Rodríguez and others initially trained the students, but now they run the clinic themselves.
Antonia Keller, a student coordinator, tells Lis Stewart of HJNews, “It’s been really exciting for me and really rewarding to meet all the people that move to Cache Valley. I think it really enriches the valley and makes it a better place to have people from all different backgrounds and experiences here.”
Keller and the other students help immigrants craft resumes, fill out job applications and complete the paperwork required for the naturalization test. While there are other organizations in the community that help immigrants study for the test, no one else was helping them handle the paperwork. “It’s really intensive,” Keller says, “and really a kind of big bureaucratic thing to tackle on your own.”

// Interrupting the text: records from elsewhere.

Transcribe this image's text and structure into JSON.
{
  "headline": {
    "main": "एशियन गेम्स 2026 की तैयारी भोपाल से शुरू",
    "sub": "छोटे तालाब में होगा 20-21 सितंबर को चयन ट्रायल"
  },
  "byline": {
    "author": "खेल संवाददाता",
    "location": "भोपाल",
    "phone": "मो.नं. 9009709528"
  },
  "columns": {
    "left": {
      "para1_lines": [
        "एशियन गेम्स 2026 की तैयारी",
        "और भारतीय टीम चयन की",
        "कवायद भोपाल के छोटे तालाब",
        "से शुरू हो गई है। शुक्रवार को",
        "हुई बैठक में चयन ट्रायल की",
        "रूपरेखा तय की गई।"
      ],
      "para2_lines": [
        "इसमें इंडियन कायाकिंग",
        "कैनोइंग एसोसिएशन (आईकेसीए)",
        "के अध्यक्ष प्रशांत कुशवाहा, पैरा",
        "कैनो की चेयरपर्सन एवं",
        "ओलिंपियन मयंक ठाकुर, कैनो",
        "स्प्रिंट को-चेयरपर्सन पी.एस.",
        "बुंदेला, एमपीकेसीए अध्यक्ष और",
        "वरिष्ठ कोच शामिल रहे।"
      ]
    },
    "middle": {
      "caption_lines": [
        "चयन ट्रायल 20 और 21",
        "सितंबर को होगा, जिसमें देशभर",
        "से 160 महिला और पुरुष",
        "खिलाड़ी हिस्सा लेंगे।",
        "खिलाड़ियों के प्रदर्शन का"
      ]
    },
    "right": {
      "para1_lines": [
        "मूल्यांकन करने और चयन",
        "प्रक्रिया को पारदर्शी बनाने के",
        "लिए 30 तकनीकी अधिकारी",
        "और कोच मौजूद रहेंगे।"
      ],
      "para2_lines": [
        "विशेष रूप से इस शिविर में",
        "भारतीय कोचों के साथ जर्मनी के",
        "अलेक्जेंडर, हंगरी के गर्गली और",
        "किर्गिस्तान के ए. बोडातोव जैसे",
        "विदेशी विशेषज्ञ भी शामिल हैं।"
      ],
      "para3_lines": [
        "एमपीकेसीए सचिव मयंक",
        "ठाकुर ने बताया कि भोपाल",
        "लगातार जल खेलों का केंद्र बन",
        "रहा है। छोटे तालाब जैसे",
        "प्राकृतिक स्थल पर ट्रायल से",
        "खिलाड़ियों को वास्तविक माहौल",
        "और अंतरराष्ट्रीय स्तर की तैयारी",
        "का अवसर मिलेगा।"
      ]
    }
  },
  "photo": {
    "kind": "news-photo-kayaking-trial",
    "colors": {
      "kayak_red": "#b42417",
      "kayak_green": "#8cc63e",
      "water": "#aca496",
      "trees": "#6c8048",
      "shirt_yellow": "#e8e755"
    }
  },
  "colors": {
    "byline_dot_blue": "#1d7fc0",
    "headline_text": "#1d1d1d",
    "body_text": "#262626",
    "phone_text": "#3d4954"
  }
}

The clinic has been successful enough that Utah State students will continue to run it in the spring, surely resulting in more insights like the one college student Alecc Quezada had about how privileged he is to have grown up in the United States. “I knew that to become a citizen you had to take a test, and I knew what resumes and what jobs required, but it’s so much easier knowing the language especially and having that cultural background,” he says.